Hemos de permanecer indiferentes ante la verdad o la mentira de todas las religiones, de todas las filosofías, de todas las hipótesis inútilmente verificables a las que llamamos ciencias. Tan poco nos preocupará el destino de la llamada humanidad, o lo que sufra o no sufra en su totalidad. Caridad, sí, para con el “prójimo”, como se dice en el Evangelio, y no con el hombre, de quien no se habla. Y todos, hasta cierto punto, somos así: ¿qué nos pesa, incluso al mejor de nosotros, una masacre en China? Mas nos duele, hasta al que más imagine de nosotros, la cachetada injusta que vimos dar a un niño en la calle.

Caridad para con todos, intimidad con nadie. Así interpreta FitzGerald, en un pasaje de una de sus notas, algo sobre la ética de Khayyam.

El Evangelio recomienda amar al prójimo: no dice amar al hombre o a la humanidad, de la que nadie puede curarse verdaderamente.

Tal vez se me pregunte si hago mía la filosofía de Khayyam, tal como aquí, creo justamente, la he reescrito y la interpreto. Responderé que no sé. Hay días en los que me parece la mejor, y hasta la única, de todas las filosofías prácticas. Hay otros días en los que me parece nula, muerta, inútil, como una copa vacía. No me conozco, porque pienso. No sé, pues, lo que verdaderamente pienso. No sería así si tuviese fe, pero tampoco sería así si estuviese loco. En verdad, si fuera otro, sería otro.

Más allá de estas cosas del mundo profano, están, es cierto, las lecciones secretas de las órdenes iniciáticas, los misterios revelados, ya cuando son secretos o velados, ya cuando los representan en ritos públicos. Está lo oculto o medio oculto en los grandes ritos católicos, ya sea en el Ritual de María en la Iglesia romana, ya sea la Ceremonia del Espíritu en la francmasónica.

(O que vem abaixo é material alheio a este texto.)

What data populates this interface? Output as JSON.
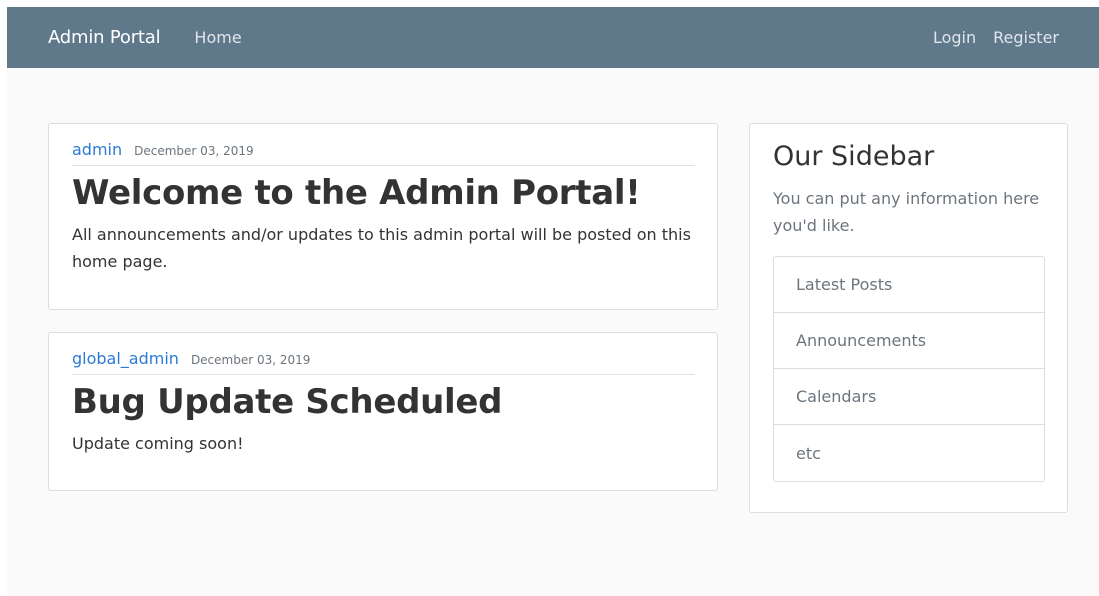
{
  "navbar": {
    "brand": "Admin Portal",
    "home": "Home",
    "login": "Login",
    "register": "Register",
    "background": "#5f788a"
  },
  "posts": [
    {
      "author": "admin",
      "date": "December 03, 2019",
      "title": "Welcome to the Admin Portal!",
      "body": "All announcements and/or updates to this admin portal will be posted on this home page."
    },
    {
      "author": "global_admin",
      "date": "December 03, 2019",
      "title": "Bug Update Scheduled",
      "body": "Update coming soon!"
    }
  ],
  "sidebar": {
    "title": "Our Sidebar",
    "text": "You can put any information here you'd like.",
    "items": [
      "Latest Posts",
      "Announcements",
      "Calendars",
      "etc"
    ]
  },
  "colors": {
    "accent_link": "#2b7bd6",
    "page_background": "#fafafa"
  }
}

Pero, ¿quién nos dice, al final, que el iniciado, cuando mora los habitáculos de los misterios, no es sino avara presa de la nueva faz de nuestra ilusión? ¿Cuál es la certeza que tiene, si más firme que él la tiene un loco en lo que le es locura? Decía Spencer que lo que sabemos es una esfera que, entre más se alarga, en más puntos tiene contacto con lo que no sabemos. Y no me olvido, en este capítulo concerniente a lo que las iniciaciones pueden ministrar, de las terribles palabras de un Maestro de Magia. “Ya vi a Isis”, dijo, “ya toqué a Isis: no sé, sin embargo, si ella existe”.

 

 

448.

OMAR KHAYYAM

Omar tinha uma personalidade; eu, feliz ou infelizmente, não tenho nenhuma. Do que sou numa hora na hora seguinte me separo; do que fui num dia no dia seguinte me esqueci. Quem, como Omar, é quem é, vive num só mundo, que é o externo; quem, como eu, não é quem é, vive não só no mundo externo, mas num sucessivo e diverso mundo interno. A sua filosofia, ainda que queira ser a mesma que a de Omar, forçosamente o não poderá ser. Assim, sem que deveras o queira, tenho em mim, como se fossem almas, as filosofias que critique; Omar podia rejeitar a todas, pois lhe eram externas, não as posso eu rejeitar, porque são eu.

 

448.

OMAR KHAYYAM

Omar tenía una personalidad; yo, para bien o para mal, no tengo ninguna. De lo que soy a una hora, a la hora siguiente me separo; de lo que fui un día, el día siguiente me olvido. Quien, como Omar, es quien es, vive en un solo mundo, que es el externo; quien, como yo, no es quien es, vive no sólo en el mundo externo, sino en un sucesivo y diverso mundo interno. Su filosofía, aunque quiera ser la misma que la de Omar, forzosamente no podrá serlo. Así, sin verdaderamente quererlo, tengo en mí, como si fueran almas, las filosofías que critico; Omar podía repudiarlas todas, pues le eran ajenas, yo no puedo repudiarlas, porque son yo.